Gerrymandering with Immigrants: How Non-Citizens Affect Redistricting
The act of gerrymandering—redrawing voting districts to benefit a party—is often divided into two tactics: cracking and packing.
Gerrymandering happens by either cracking apart a district with an opposition majority into separate districts without that majority, or by packing opposition party voters into one district, limiting their majority to a single district.
But large non-voting populations, like non-citizen immigrants and felons, may also define another gerrymandering tactic that could be considered filling—packing a district with non-voting representatives that might otherwise go to opposition party votes.
While non-citizens can’t vote, they do count towards Census population counts when determining district sizes.
The effect of large non-voting populations on redistricting in this way was very present in the most recent round of congressional redistricting following the 2010 census.
During that redistricting, a number of newly defined districts added large, non-voting populations. The resulting boundaries led to a flip in the default vote in the following elections.
Ohio’s 3rd - Columbus, Ohio
Prior to 2010, Columbus, Ohio and its surrounding area was represented by three districts that shared parts of the city: the 12th, 15th, and 7th.
The 2010 census created a new district—Ohio’s 3rd —centered on Columbus, carved out of the 12th, 15th, and 7th. Previously the 3rd district had been on Ohio’s far western edge at the border of Indiana.
Besides the new district having boundaries surrounding more Democratic voters, it also included a sizable number of non-citizens. According to the 2017 census, the new district had an outsized non-citizen population—6.45 percent—the largest in the state.
The 3rd district had the largest percentage point increase in non-citizens in the nation between 2008 and 2017.
The almost 50,000 non-citizens in the 3rd district effectively filled up what might otherwise be voters of Democratic or Republican stripes.
The newly created district became a Democratic stronghold, with the last three Congressional elections readily won by Joyce Beatty (Dem.-OH). Previously, the three separate districts that comprised Columbus were staunchly Republican.

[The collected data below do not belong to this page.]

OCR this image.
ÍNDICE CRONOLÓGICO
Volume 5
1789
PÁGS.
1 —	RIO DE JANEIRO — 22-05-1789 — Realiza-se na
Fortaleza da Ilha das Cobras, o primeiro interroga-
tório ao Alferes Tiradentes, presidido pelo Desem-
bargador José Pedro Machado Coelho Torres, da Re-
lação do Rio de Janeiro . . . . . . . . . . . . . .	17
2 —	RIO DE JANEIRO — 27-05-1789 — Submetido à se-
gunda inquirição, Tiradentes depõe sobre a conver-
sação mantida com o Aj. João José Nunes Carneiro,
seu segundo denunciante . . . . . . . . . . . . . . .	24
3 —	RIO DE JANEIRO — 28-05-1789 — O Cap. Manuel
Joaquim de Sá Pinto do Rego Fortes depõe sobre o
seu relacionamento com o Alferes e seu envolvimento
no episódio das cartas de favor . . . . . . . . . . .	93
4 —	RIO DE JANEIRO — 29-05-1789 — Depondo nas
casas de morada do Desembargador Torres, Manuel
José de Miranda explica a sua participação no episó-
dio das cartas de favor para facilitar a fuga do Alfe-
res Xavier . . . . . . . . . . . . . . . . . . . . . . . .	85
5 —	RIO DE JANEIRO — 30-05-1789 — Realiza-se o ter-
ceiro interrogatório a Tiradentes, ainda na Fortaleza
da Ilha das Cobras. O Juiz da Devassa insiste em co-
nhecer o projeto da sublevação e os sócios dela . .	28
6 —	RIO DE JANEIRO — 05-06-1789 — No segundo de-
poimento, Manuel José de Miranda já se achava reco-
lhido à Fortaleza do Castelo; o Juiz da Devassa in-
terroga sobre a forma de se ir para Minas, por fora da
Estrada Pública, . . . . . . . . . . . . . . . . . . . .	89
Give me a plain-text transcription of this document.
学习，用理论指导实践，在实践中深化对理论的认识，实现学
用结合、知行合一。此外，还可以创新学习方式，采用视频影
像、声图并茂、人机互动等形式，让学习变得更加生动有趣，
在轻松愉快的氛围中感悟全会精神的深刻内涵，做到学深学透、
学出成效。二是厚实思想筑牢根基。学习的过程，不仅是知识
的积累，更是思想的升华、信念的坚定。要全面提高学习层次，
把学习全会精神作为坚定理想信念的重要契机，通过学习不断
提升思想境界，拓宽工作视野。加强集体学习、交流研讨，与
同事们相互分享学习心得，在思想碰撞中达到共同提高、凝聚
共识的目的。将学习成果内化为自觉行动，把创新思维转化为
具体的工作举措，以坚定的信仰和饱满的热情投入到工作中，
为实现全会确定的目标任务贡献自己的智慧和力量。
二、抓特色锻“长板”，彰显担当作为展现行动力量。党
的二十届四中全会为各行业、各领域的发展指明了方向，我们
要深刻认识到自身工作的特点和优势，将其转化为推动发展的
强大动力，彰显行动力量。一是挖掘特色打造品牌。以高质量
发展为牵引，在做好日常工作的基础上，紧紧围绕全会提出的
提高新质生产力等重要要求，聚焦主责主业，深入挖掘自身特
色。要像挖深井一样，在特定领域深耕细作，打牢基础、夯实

Central Tennessee - Tennessee’s 4th
The 2010 census also rearranged Tennessee’s 4th district, which originally reached from the bottom middle of the state to the top border with Kentucky including the city of La Follette.
The new district now includes a curved loop that curves around the north side of Chattanooga, which sits on the southern border of the state.
The changes almost tripled the district’s non-citizen population. It also switched the district from a regular Democratic seat held by Lincoln Davis (Dem.-TN) since 2002 to a steady Republican win for Scott DesJarlais (Rep.-TN) from 2010 on.
The new non-citizen voting population (~24,000) was slightly smaller than the number of votes DesJarlais won by in 2012 (~26,000), although it’s undetermined how those voters would have sided if the district was apportioned differently and they were eligible to vote.
Western Maryland - Maryland’s 6th
The sixth district of Maryland encompassed the complete Western panhandle of the state going back before 2000 that extended East across the Northern border of the state above Baltimore.
But the 2010 Census removed that Eastern section above Baltimore and replaced it with a chunk of Montgomery County.
The ensuing district went from 2.5 percent non-citizens to 9.5 percent, or 54,000 additional non-citizens.
The district that was regularly won by Republican Roscoe Bartlett (Rep.-MD) immediately flipped to Democratic candidate John Delaney (Dem.-MD).